PB-4 (Production Batch no. 4)

Batch PB-4 was run with perfusion flow rates comparable to the lab batches. The additional nutritional requirement for the higher cell concentration was addressed by making the fresh medium more concentrated. pH was also controlled using the CO2 and base combination. The cell concentration obtained was similar to PB-3. Lowering the perfusion flow rates also helped in delaying the clogging of the filter.

Product analysis showed that the changes done in the batch helped in bringing the product quality closer to (within acceptable range) the lab batches. The results are shown in the Table 1. Two differently charged species Type-1 and Type-2 are used for comparison.
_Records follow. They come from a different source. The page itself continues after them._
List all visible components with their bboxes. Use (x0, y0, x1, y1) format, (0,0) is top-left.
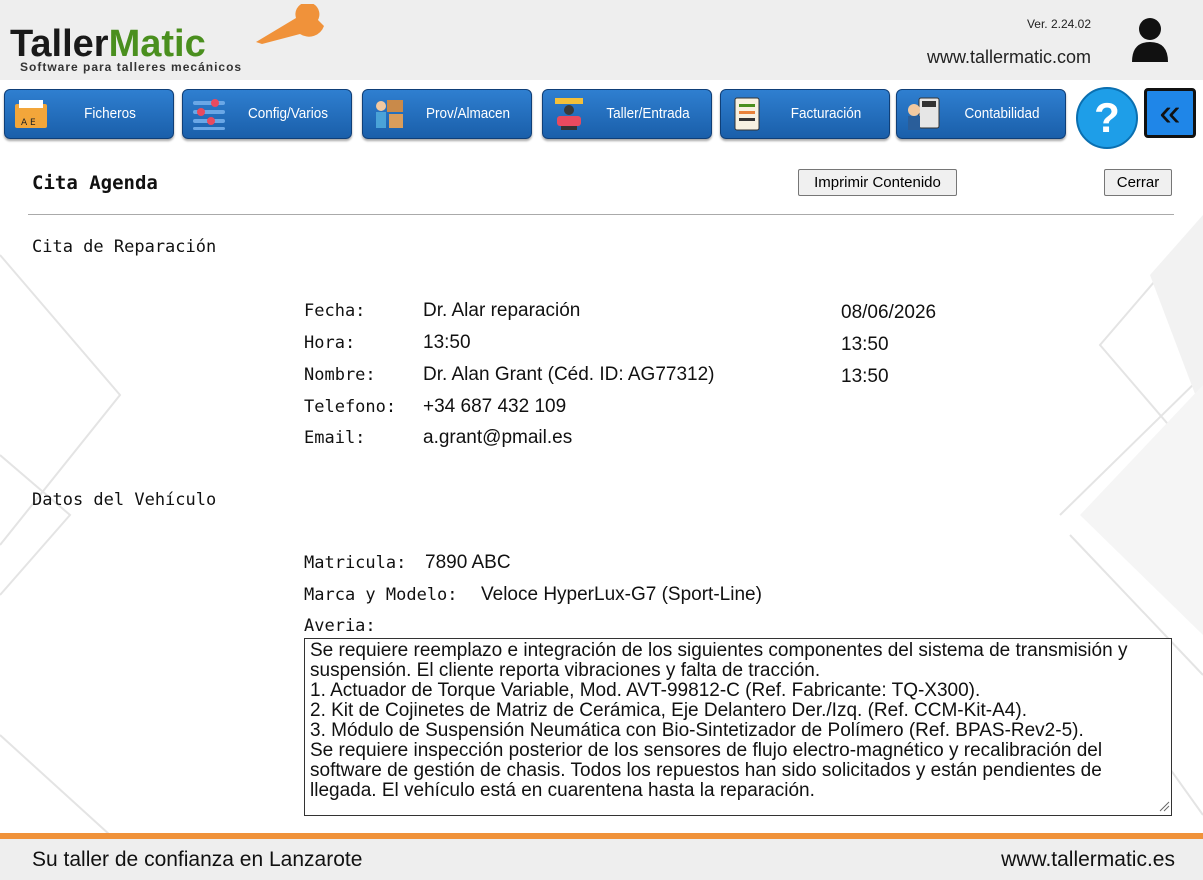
nav-label: Prov/Almacen (425, 105, 511, 122)
header-website: www.tallermatic.com (926, 47, 1091, 67)
car-lift-icon (555, 98, 583, 130)
page-title: Cita Agenda (32, 172, 158, 194)
folder-icon: A E (15, 100, 47, 128)
warehouse-icon (376, 100, 403, 128)
telefono-label: Telefono: (304, 397, 397, 417)
nombre-value: Dr. Alan Grant (Céd. ID: AG77312) (423, 364, 715, 385)
divider (28, 214, 1174, 215)
nav-contabilidad[interactable]: Contabilidad (896, 89, 1066, 139)
email-label: Email: (304, 428, 366, 448)
nav-facturacion[interactable]: Facturación (720, 89, 890, 139)
telefono-value: +34 687 432 109 (423, 396, 567, 417)
nav-label: Config/Varios (247, 105, 329, 122)
app-footer: Su taller de confianza en Lanzarote www.… (0, 839, 1203, 880)
section-title-vehiculo: Datos del Vehículo (32, 490, 217, 510)
nombre-label: Nombre: (304, 365, 376, 385)
tallermatic-logo[interactable]: TallerMatic Software para talleres mecán… (10, 4, 330, 76)
fecha-value: Dr. Alar reparación (423, 300, 581, 321)
logo-subtitle: Software para talleres mecánicos (20, 60, 243, 74)
version-label: Ver. 2.24.02 (1026, 17, 1091, 31)
fecha-date: 08/06/2026 (841, 302, 937, 323)
averia-textarea[interactable] (304, 638, 1172, 816)
invoice-icon (734, 97, 760, 131)
footer-tagline: Su taller de confianza en Lanzarote (32, 848, 363, 871)
nombre-extra: 13:50 (841, 366, 889, 387)
hora-extra: 13:50 (841, 334, 889, 355)
svg-text:A E: A E (21, 118, 36, 128)
nav-label: Ficheros (84, 105, 136, 122)
hora-value: 13:50 (423, 332, 471, 353)
averia-label: Averia: (304, 616, 376, 636)
wrench-icon (256, 4, 324, 44)
footer-website[interactable]: www.tallermatic.es (1001, 848, 1175, 872)
close-button[interactable]: Cerrar (1104, 169, 1172, 196)
hora-label: Hora: (304, 333, 356, 353)
nav-label: Taller/Entrada (606, 105, 690, 122)
main-nav: A E Ficheros Config/Varios Prov/Almacen … (0, 86, 1203, 149)
matricula-value: 7890 ABC (425, 552, 511, 573)
back-button[interactable]: « (1144, 88, 1196, 138)
marca-modelo-value: Veloce HyperLux-G7 (Sport-Line) (481, 584, 762, 605)
user-icon[interactable] (1130, 16, 1170, 62)
sliders-icon (193, 99, 225, 130)
nav-ficheros[interactable]: A E Ficheros (4, 89, 174, 139)
resize-grip-icon[interactable] (1158, 800, 1170, 812)
matricula-label: Matricula: (304, 553, 407, 573)
logo-text-taller: Taller (10, 23, 109, 65)
marca-modelo-label: Marca y Modelo: (304, 585, 458, 605)
nav-config-varios[interactable]: Config/Varios (182, 89, 352, 139)
nav-taller-entrada[interactable]: Taller/Entrada (542, 89, 712, 139)
app-header: TallerMatic Software para talleres mecán… (0, 0, 1203, 80)
nav-label: Facturación (790, 105, 862, 122)
print-button[interactable]: Imprimir Contenido (798, 169, 957, 196)
nav-prov-almacen[interactable]: Prov/Almacen (362, 89, 532, 139)
email-value: a.grant@pmail.es (423, 427, 573, 448)
logo-text-matic: Matic (108, 23, 206, 65)
calculator-icon (908, 97, 940, 130)
help-button[interactable]: ? (1076, 87, 1138, 149)
fecha-label: Fecha: (304, 301, 366, 321)
nav-label: Contabilidad (964, 105, 1040, 122)
section-title-cita: Cita de Reparación (32, 237, 217, 257)
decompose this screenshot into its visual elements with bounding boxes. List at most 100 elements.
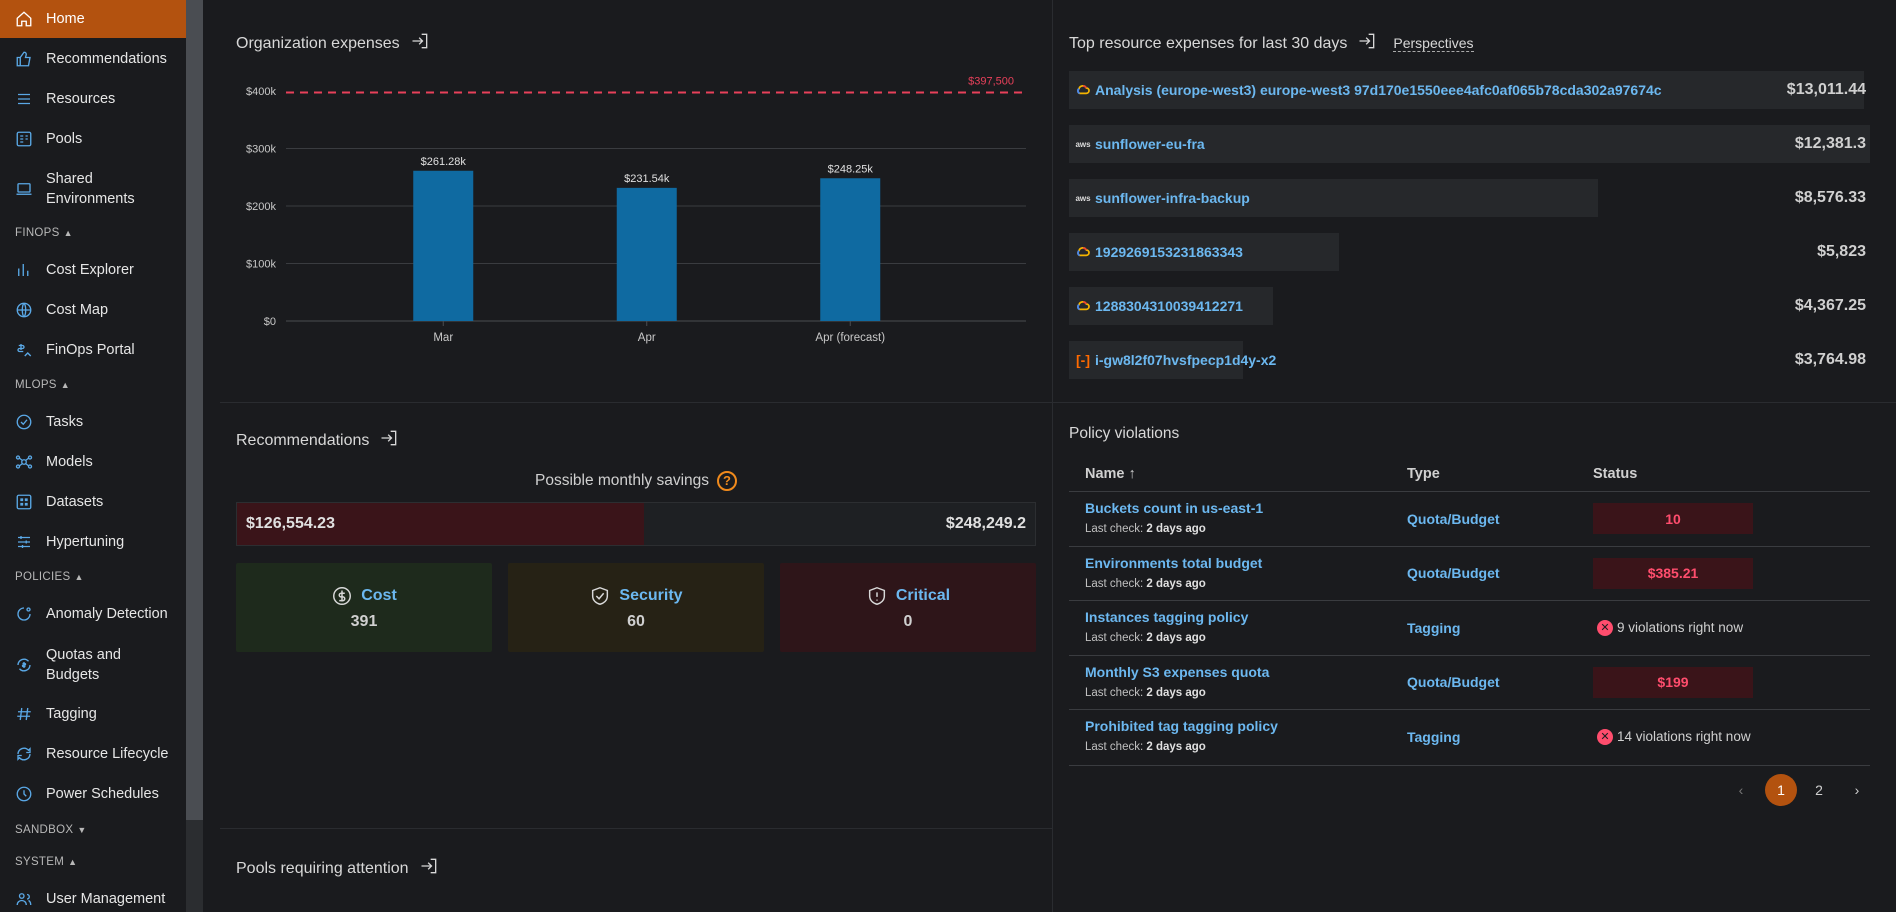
resource-name[interactable]: 1288304310039412271 (1075, 287, 1243, 325)
last-check-label: Last check: (1085, 632, 1144, 644)
col-header-status[interactable]: Status (1593, 466, 1637, 482)
resource-row[interactable]: 1288304310039412271 $4,367.25 (1069, 287, 1870, 325)
sliders-icon (14, 532, 34, 552)
column-divider (1052, 0, 1053, 912)
section-finops[interactable]: FINOPS ▲ (15, 227, 73, 239)
x-tick-label: Mar (433, 332, 453, 344)
table-row: Prohibited tag tagging policy Last check:… (1069, 709, 1870, 763)
perspectives-link[interactable]: Perspectives (1393, 35, 1474, 52)
panel-title-text: Recommendations (236, 431, 370, 449)
threshold-label: $397,500 (968, 75, 1014, 87)
resource-name[interactable]: [-] i-gw8l2f07hvsfpecp1d4y-x2 (1075, 341, 1276, 379)
sidebar-item-power-schedules[interactable]: Power Schedules (0, 775, 186, 813)
policy-name-link[interactable]: Instances tagging policy (1085, 609, 1248, 625)
caret-up-icon: ▲ (63, 228, 73, 238)
sidebar-item-finops-portal[interactable]: FinOps Portal (0, 331, 186, 369)
policy-type-link[interactable]: Quota/Budget (1407, 656, 1500, 709)
policy-type-link[interactable]: Tagging (1407, 710, 1460, 763)
policy-name-link[interactable]: Environments total budget (1085, 555, 1262, 571)
sidebar-item-home[interactable]: Home (0, 0, 186, 38)
clock-icon (14, 784, 34, 804)
cost-card[interactable]: Cost 391 (236, 563, 492, 652)
sidebar: Home Recommendations Resources Pools Sha… (0, 0, 186, 912)
sidebar-item-user-management[interactable]: User Management (0, 880, 186, 912)
resource-row[interactable]: Analysis (europe-west3) europe-west3 97d… (1069, 71, 1870, 109)
status-badge: $199 (1593, 666, 1753, 698)
col-header-name[interactable]: Name ↑ (1085, 466, 1136, 482)
sidebar-item-cost-explorer[interactable]: Cost Explorer (0, 251, 186, 289)
section-sandbox[interactable]: SANDBOX ▼ (15, 824, 87, 836)
resource-cost: $12,381.3 (1794, 135, 1866, 152)
last-check-label: Last check: (1085, 523, 1144, 535)
sidebar-item-label: Budgets (46, 667, 100, 683)
sidebar-item-cost-map[interactable]: Cost Map (0, 291, 186, 329)
last-check-value: 2 days ago (1146, 632, 1206, 644)
sidebar-item-quotas-budgets[interactable]: Quotas and Budgets (0, 640, 186, 690)
resource-name[interactable]: 192926915323186334​3 (1075, 233, 1243, 271)
open-link-icon[interactable] (1357, 31, 1377, 56)
resource-cost: $5,823 (1817, 243, 1866, 260)
sidebar-item-recommendations[interactable]: Recommendations (0, 40, 186, 78)
resource-row[interactable]: [-] i-gw8l2f07hvsfpecp1d4y-x2 $3,764.98 (1069, 341, 1870, 379)
resource-cost: $8,576.33 (1794, 189, 1866, 206)
col-header-label: Name (1085, 466, 1125, 482)
help-icon[interactable]: ? (717, 471, 738, 491)
y-tick-label: $0 (264, 316, 276, 328)
sidebar-item-label: Home (46, 11, 85, 27)
sidebar-item-shared-environments[interactable]: Shared Environments (0, 164, 186, 214)
policy-type-link[interactable]: Quota/Budget (1407, 492, 1500, 545)
last-check-value: 2 days ago (1146, 577, 1206, 590)
policy-type-link[interactable]: Quota/Budget (1407, 547, 1500, 600)
section-system[interactable]: SYSTEM ▲ (15, 856, 77, 868)
row-divider (220, 402, 1896, 403)
card-label: Cost (361, 586, 397, 604)
prev-page-button[interactable]: ‹ (1725, 774, 1757, 806)
col-header-type[interactable]: Type (1407, 466, 1440, 482)
policy-name-link[interactable]: Prohibited tag tagging policy (1085, 718, 1278, 734)
critical-card[interactable]: Critical 0 (780, 563, 1036, 652)
users-icon (14, 889, 34, 909)
dollar-trend-icon (14, 340, 34, 360)
open-link-icon[interactable] (410, 31, 430, 56)
resource-name[interactable]: aws sunflower-infra-backup (1075, 179, 1249, 217)
page-2-button[interactable]: 2 (1803, 774, 1835, 806)
sidebar-item-anomaly-detection[interactable]: Anomaly Detection (0, 595, 186, 633)
sidebar-item-pools[interactable]: Pools (0, 120, 186, 158)
sidebar-item-label: Datasets (46, 494, 104, 510)
section-label: MLOPS (15, 379, 57, 391)
policy-name-link[interactable]: Buckets count in us-east-1 (1085, 500, 1263, 516)
recommendations-title: Recommendations (236, 428, 399, 453)
resource-row[interactable]: aws sunflower-infra-backup $8,576.33 (1069, 179, 1870, 217)
resource-name[interactable]: aws sunflower-eu-fra (1075, 125, 1204, 163)
error-circle-icon: ✕ (1597, 728, 1613, 745)
page-1-button[interactable]: 1 (1765, 774, 1797, 806)
security-card[interactable]: Security 60 (508, 563, 764, 652)
resource-row[interactable]: aws sunflower-eu-fra $12,381.3 (1069, 125, 1870, 163)
sidebar-item-label: Hypertuning (46, 534, 125, 550)
sidebar-scrollbar[interactable] (186, 0, 203, 912)
section-policies[interactable]: POLICIES ▲ (15, 571, 84, 583)
open-link-icon[interactable] (379, 428, 399, 453)
sidebar-item-models[interactable]: Models (0, 443, 186, 481)
policy-type-link[interactable]: Tagging (1407, 601, 1460, 654)
y-tick-label: $400k (246, 86, 276, 98)
section-mlops[interactable]: MLOPS ▲ (15, 379, 70, 391)
list-icon (14, 89, 34, 109)
next-page-button[interactable]: › (1841, 774, 1873, 806)
resource-name[interactable]: Analysis (europe-west3) europe-west3 97d… (1075, 71, 1662, 109)
sidebar-item-resource-lifecycle[interactable]: Resource Lifecycle (0, 735, 186, 773)
sidebar-item-datasets[interactable]: Datasets (0, 483, 186, 521)
sidebar-item-hypertuning[interactable]: Hypertuning (0, 523, 186, 561)
open-link-icon[interactable] (419, 856, 439, 881)
sidebar-item-tagging[interactable]: Tagging (0, 695, 186, 733)
resource-cost: $13,011.44 (1786, 81, 1866, 98)
aws-icon: aws (1075, 139, 1091, 149)
sidebar-item-resources[interactable]: Resources (0, 80, 186, 118)
alibaba-icon: [-] (1076, 352, 1090, 368)
savings-value: $126,554.23 (246, 515, 335, 532)
resource-row[interactable]: 192926915323186334​3 $5,823 (1069, 233, 1870, 271)
sidebar-item-label: Pools (46, 131, 83, 147)
sidebar-item-tasks[interactable]: Tasks (0, 403, 186, 441)
policy-name-link[interactable]: Monthly S3 expenses quota (1085, 664, 1269, 680)
scrollbar-thumb[interactable] (186, 0, 203, 820)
Table 1. Product quality comparison of PB-3 and PB-4 batches.

Summary

Development and scale-up of a perfusion process has challenges due to the complex nature of the process and unavailability of direct scale-up of the perfusion equipment. The initial scale-up to production scale resulted in poor cell growth profile. Upon investigation, the reason for low cell concentration was attributed to poor cell retention by the perfusion device. Changes were introduced in the type of mesh used for filter construction and perfusion pumps to improve retention. These modifications helped in better cell culture profiles and yields. However, the product quality was impacted because of these changes. Further changes in the perfusion flow rates were done to address the product quality differences.